I’ve had this slim book for years. It’s one my dissertation advisor gave me when he was paring down his library in preparation to move. I’ve put it off, partly because of the size of the stack I had to read already, and partly because I felt wary of militant feminism.

It’s a very insightful book about the issues that need to be included in writing the story of a woman’s life. It’s of interest to biographers of women, female autobiographers, or simply women developing a personal the script for their own lives. Heilbrun, an outspoken feminist who taught at Columbia University, contends that until comparatively recently the life narratives available to women have been quite limited. She sees this as deliberate, a power play by a patriarchal society that wanted to keep women subservient by making sure the only structural devices for imagining their lives revolved around males or family.

Like any perspective, I think the feminist point of view is itself limited if it’s the only lens used to understand the world. This was only reinforced for me while reading when, upon becoming curious about Heilbrun, I investigated her biography online and learned that she had committed suicide at age 77, a wife, mother and grandmother. This was reported as a reasoned choice consistent with her belief that individuals should choose when their lives are completed; there was no illness or trauma precipitating it. But to me it also sounds a sad cautionary note when reading her ideas. However intelligent and well-intentioned, they’re not in themselves life-affirming.

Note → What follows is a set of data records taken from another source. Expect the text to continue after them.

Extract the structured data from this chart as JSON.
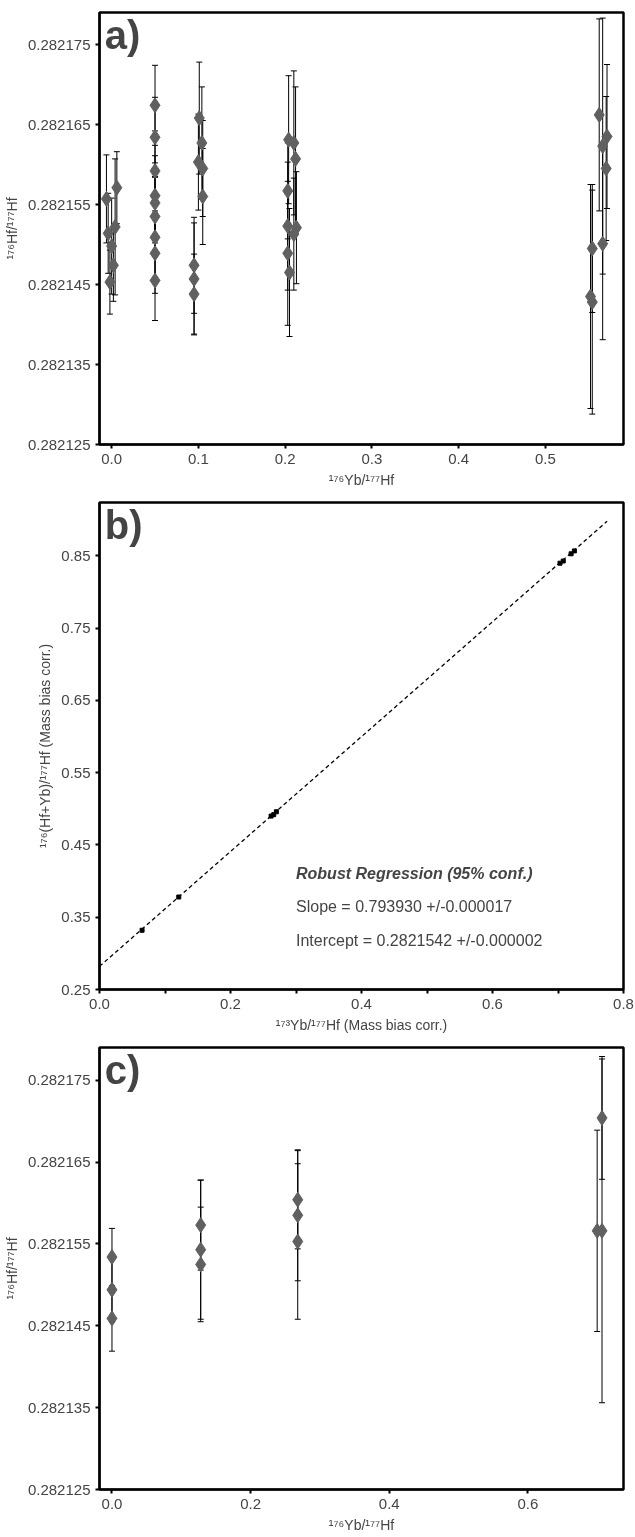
{
  "chart_data": [
    {
      "type": "scatter",
      "title": "a)",
      "xlabel": "¹⁷⁶Yb/¹⁷⁷Hf",
      "ylabel": "¹⁷⁶Hf/¹⁷⁷Hf",
      "xlim": [
        -0.014,
        0.59
      ],
      "ylim": [
        0.282125,
        0.282179
      ],
      "xticks": [
        {
          "value": 0,
          "label": "0.0"
        },
        0.1,
        0.2,
        0.3,
        0.4,
        0.5
      ],
      "yticks": [
        0.282125,
        0.282135,
        0.282145,
        0.282155,
        0.282165,
        0.282175
      ],
      "grid": false,
      "series": [
        {
          "marker": "diamond",
          "color": "#606060",
          "x": [
            0.006,
            -0.006,
            0.004,
            -0.004,
            0,
            0.002,
            -0.002,
            0.05,
            0.05,
            0.05,
            0.05,
            0.05,
            0.05,
            0.05,
            0.05,
            0.05,
            0.101,
            0.104,
            0.1,
            0.105,
            0.105,
            0.095,
            0.095,
            0.095,
            0.204,
            0.21,
            0.212,
            0.203,
            0.203,
            0.213,
            0.21,
            0.203,
            0.205,
            0.562,
            0.571,
            0.566,
            0.57,
            0.566,
            0.554,
            0.552,
            0.554
          ],
          "values": [
            0.2821571,
            0.2821557,
            0.2821522,
            0.2821514,
            0.2821498,
            0.2821474,
            0.2821453,
            0.2821674,
            0.2821634,
            0.2821592,
            0.2821561,
            0.2821552,
            0.2821535,
            0.2821509,
            0.2821489,
            0.2821455,
            0.2821658,
            0.2821627,
            0.2821603,
            0.2821595,
            0.282156,
            0.2821474,
            0.2821457,
            0.2821438,
            0.2821631,
            0.2821627,
            0.2821607,
            0.2821567,
            0.2821523,
            0.2821521,
            0.2821513,
            0.2821489,
            0.2821465,
            0.2821662,
            0.2821635,
            0.2821623,
            0.2821595,
            0.2821501,
            0.2821495,
            0.2821435,
            0.2821428
          ],
          "errors": [
            4.5e-06,
            5.5e-06,
            8.5e-06,
            5e-06,
            6e-06,
            4.5e-06,
            4e-06,
            5e-06,
            5e-06,
            5e-06,
            5e-06,
            5e-06,
            5e-06,
            5e-06,
            5e-06,
            5e-06,
            7e-06,
            7e-06,
            6e-06,
            6e-06,
            6e-06,
            6e-06,
            7e-06,
            5e-06,
            8e-06,
            9e-06,
            9e-06,
            6e-06,
            8e-06,
            7e-06,
            7e-06,
            9e-06,
            8e-06,
            1.2e-05,
            9e-06,
            1.6e-05,
            9e-06,
            1.2e-05,
            8e-06,
            1.4e-05,
            1.4e-05
          ]
        }
      ]
    },
    {
      "type": "scatter",
      "title": "b)",
      "xlabel": "¹⁷³Yb/¹⁷⁷Hf (Mass bias corr.)",
      "ylabel": "¹⁷⁶(Hf+Yb)/¹⁷⁷Hf (Mass bias corr.)",
      "xlim": [
        0,
        0.8
      ],
      "ylim": [
        0.25,
        0.924
      ],
      "xticks": [
        {
          "value": 0,
          "label": "0.0"
        },
        {
          "value": 0.1,
          "label": null
        },
        0.2,
        {
          "value": 0.3,
          "label": null
        },
        0.4,
        {
          "value": 0.5,
          "label": null
        },
        0.6,
        {
          "value": 0.7,
          "label": null
        },
        0.8
      ],
      "yticks": [
        0.25,
        0.35,
        0.45,
        0.55,
        0.65,
        0.75,
        0.85
      ],
      "grid": false,
      "annotations": [
        "Robust Regression (95% conf.)",
        "Slope = 0.793930 +/-0.000017",
        "Intercept = 0.2821542 +/-0.000002"
      ],
      "series": [
        {
          "type": "line",
          "line_style": "dashed",
          "color": "#000000",
          "x": [
            0,
            0.775
          ],
          "values": [
            0.282,
            0.898
          ]
        },
        {
          "marker": "square",
          "color": "#000000",
          "x": [
            0.065,
            0.121,
            0.262,
            0.266,
            0.27,
            0.703,
            0.708,
            0.72,
            0.725
          ],
          "values": [
            0.332,
            0.378,
            0.49,
            0.492,
            0.496,
            0.84,
            0.843,
            0.853,
            0.857
          ]
        }
      ]
    },
    {
      "type": "scatter",
      "title": "c)",
      "xlabel": "¹⁷⁶Yb/¹⁷⁷Hf",
      "ylabel": "¹⁷⁶Hf/¹⁷⁷Hf",
      "xlim": [
        -0.018,
        0.738
      ],
      "ylim": [
        0.282125,
        0.282179
      ],
      "xticks": [
        {
          "value": 0,
          "label": "0.0"
        },
        0.2,
        0.4,
        0.6
      ],
      "yticks": [
        0.282125,
        0.282135,
        0.282145,
        0.282155,
        0.282165,
        0.282175
      ],
      "grid": false,
      "series": [
        {
          "marker": "diamond",
          "color": "#606060",
          "x": [
            0,
            0,
            0,
            0.128,
            0.128,
            0.128,
            0.268,
            0.268,
            0.268,
            0.7,
            0.707,
            0.707
          ],
          "values": [
            0.2821534,
            0.2821494,
            0.2821459,
            0.2821573,
            0.2821543,
            0.2821525,
            0.2821604,
            0.2821585,
            0.2821553,
            0.2821566,
            0.2821566,
            0.2821704
          ],
          "errors": [
            3.5e-06,
            4e-06,
            4e-06,
            5.5e-06,
            8.5e-06,
            7e-06,
            6e-06,
            8e-06,
            9.5e-06,
            1.23e-05,
            2.1e-05,
            7.5e-06
          ]
        }
      ]
    }
  ]
}
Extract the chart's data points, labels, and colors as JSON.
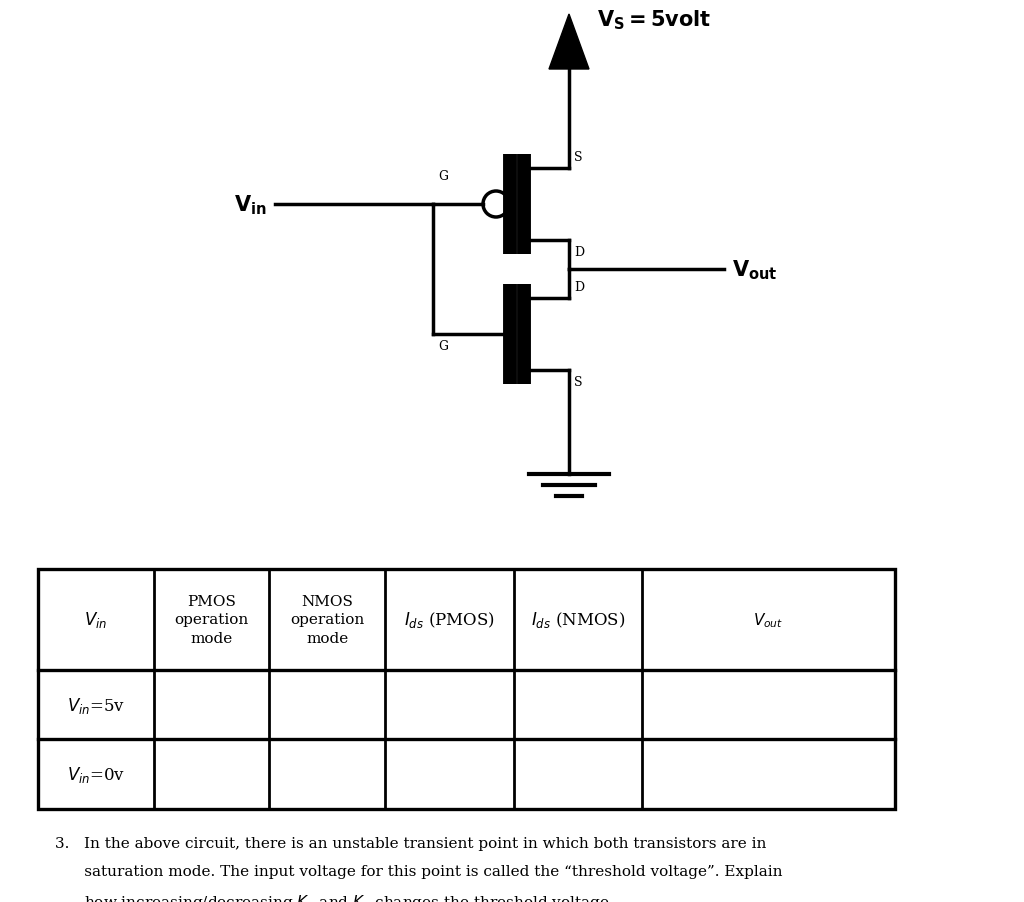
{
  "bg_color": "#ffffff",
  "line_color": "#000000",
  "lw": 2.5,
  "supply_label": "$\\mathbf{V_S=5volt}$",
  "vin_label": "$\\mathbf{V_{in}}$",
  "vout_label": "$\\mathbf{V_{out}}$",
  "table_col_labels": [
    "$V_{in}$",
    "PMOS\noperation\nmode",
    "NMOS\noperation\nmode",
    "$I_{ds}$ (PMOS)",
    "$I_{ds}$ (NMOS)",
    "$V_{out}$"
  ],
  "table_row1": "$V_{in}$=5v",
  "table_row2": "$V_{in}$=0v",
  "footnote_line1": "3.   In the above circuit, there is an unstable transient point in which both transistors are in",
  "footnote_line2": "      saturation mode. The input voltage for this point is called the “threshold voltage”. Explain",
  "footnote_line3": "      how increasing/decreasing $K_n$ and $K_p$ changes the threshold voltage."
}
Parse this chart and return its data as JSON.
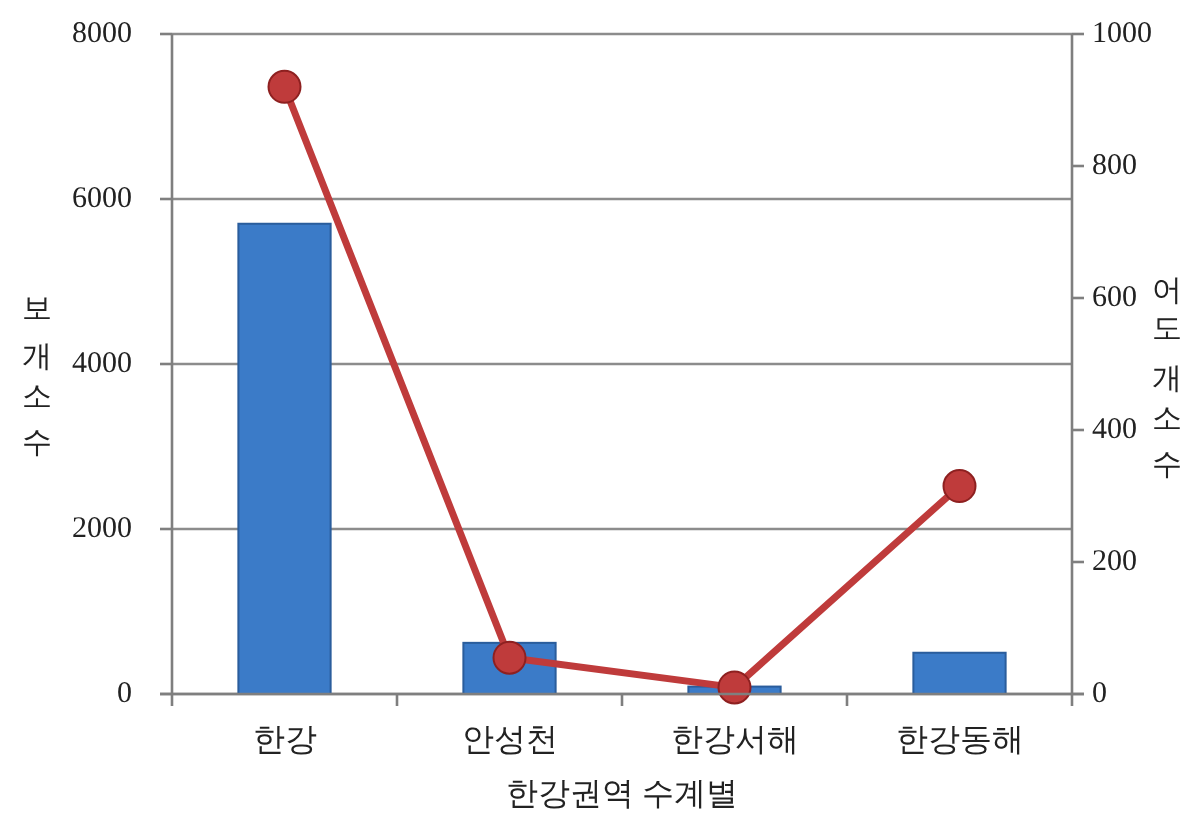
{
  "chart_data": {
    "type": "bar",
    "xlabel": "한강권역 수계별",
    "ylabel": "보개소수",
    "y2label": "어도개소수",
    "categories": [
      "한강",
      "안성천",
      "한강서해",
      "한강동해"
    ],
    "series": [
      {
        "color": "#3b7bc8",
        "values": [
          5700,
          620,
          90,
          500
        ]
      },
      {
        "type": "line",
        "axis": "y2",
        "color": "#bf3b3b",
        "values": [
          920,
          55,
          10,
          315
        ]
      }
    ],
    "ylim": [
      0,
      8000
    ],
    "yticks": [
      0,
      2000,
      4000,
      6000,
      8000
    ],
    "y2lim": [
      0,
      1000
    ],
    "y2ticks": [
      0,
      200,
      400,
      600,
      800,
      1000
    ],
    "grid": "y",
    "marker": "circle",
    "line_style": "solid"
  }
}
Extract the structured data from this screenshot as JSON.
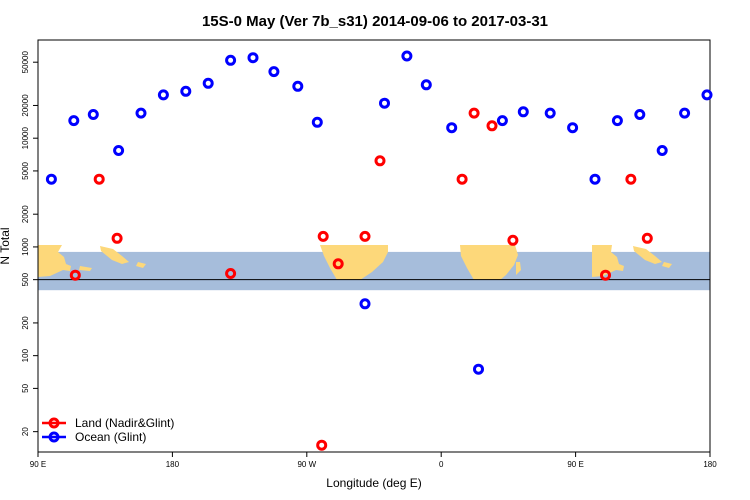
{
  "chart_data": {
    "type": "scatter",
    "title": "15S-0 May (Ver 7b_s31)   2014-09-06 to 2017-03-31",
    "xlabel": "Longitude (deg E)",
    "ylabel": "N Total",
    "y_scale": "log",
    "xlim": [
      90,
      540
    ],
    "ylim": [
      13,
      80000
    ],
    "x_ticks": [
      {
        "value": 90,
        "label": "90 E"
      },
      {
        "value": 180,
        "label": "180"
      },
      {
        "value": 270,
        "label": "90 W"
      },
      {
        "value": 360,
        "label": "0"
      },
      {
        "value": 450,
        "label": "90 E"
      },
      {
        "value": 540,
        "label": "180"
      }
    ],
    "y_ticks": [
      {
        "value": 20,
        "label": "20"
      },
      {
        "value": 50,
        "label": "50"
      },
      {
        "value": 100,
        "label": "100"
      },
      {
        "value": 200,
        "label": "200"
      },
      {
        "value": 500,
        "label": "500"
      },
      {
        "value": 1000,
        "label": "1000"
      },
      {
        "value": 2000,
        "label": "2000"
      },
      {
        "value": 5000,
        "label": "5000"
      },
      {
        "value": 10000,
        "label": "10000"
      },
      {
        "value": 20000,
        "label": "20000"
      },
      {
        "value": 50000,
        "label": "50000"
      }
    ],
    "reference_line": 500,
    "band": [
      400,
      900
    ],
    "band_color": "#a6bddb",
    "land_color": "#fdd87a",
    "series": [
      {
        "name": "Land (Nadir&Glint)",
        "color": "#ff0000",
        "points": [
          [
            115,
            550
          ],
          [
            131,
            4200
          ],
          [
            143,
            1200
          ],
          [
            219,
            570
          ],
          [
            280,
            15
          ],
          [
            281,
            1250
          ],
          [
            291,
            700
          ],
          [
            309,
            1250
          ],
          [
            319,
            6200
          ],
          [
            374,
            4200
          ],
          [
            382,
            17000
          ],
          [
            394,
            13000
          ],
          [
            408,
            1150
          ],
          [
            470,
            550
          ],
          [
            487,
            4200
          ],
          [
            498,
            1200
          ]
        ]
      },
      {
        "name": "Ocean (Glint)",
        "color": "#0000ff",
        "points": [
          [
            99,
            4200
          ],
          [
            114,
            14500
          ],
          [
            127,
            16500
          ],
          [
            144,
            7700
          ],
          [
            159,
            17000
          ],
          [
            174,
            25000
          ],
          [
            189,
            27000
          ],
          [
            204,
            32000
          ],
          [
            219,
            52000
          ],
          [
            234,
            55000
          ],
          [
            248,
            41000
          ],
          [
            264,
            30000
          ],
          [
            277,
            14000
          ],
          [
            309,
            300
          ],
          [
            322,
            21000
          ],
          [
            337,
            57000
          ],
          [
            350,
            31000
          ],
          [
            367,
            12500
          ],
          [
            385,
            75
          ],
          [
            401,
            14500
          ],
          [
            415,
            17500
          ],
          [
            433,
            17000
          ],
          [
            448,
            12500
          ],
          [
            463,
            4200
          ],
          [
            478,
            14500
          ],
          [
            493,
            16500
          ],
          [
            508,
            7700
          ],
          [
            523,
            17000
          ],
          [
            538,
            25000
          ]
        ]
      }
    ],
    "legend_position": "bottom-left"
  }
}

However, also like any perspective, the feminist point of view can yield some thought-provoking insights — ar at least, that’s the case in this book. Although I have a negative knee-jerk response to the idea that it’s the culture’s responsibility to provide a buffet of life-stories for individuals to choose from in order for them to step into freedom, the way this book functioned for me served as a corrective. Its discussion gave me new ways to think about my own life. And it helped me to recognize that the way I’ve understood (and been encouraged to understand) certain experiences and environmental factors — in my upbringing, and in my nature and personality — is not the only way to understand them. In this respect I found the book encouraging and stimulating. Filtered through the lens of my own worldview, there is revelation here to be incorporated into my own story.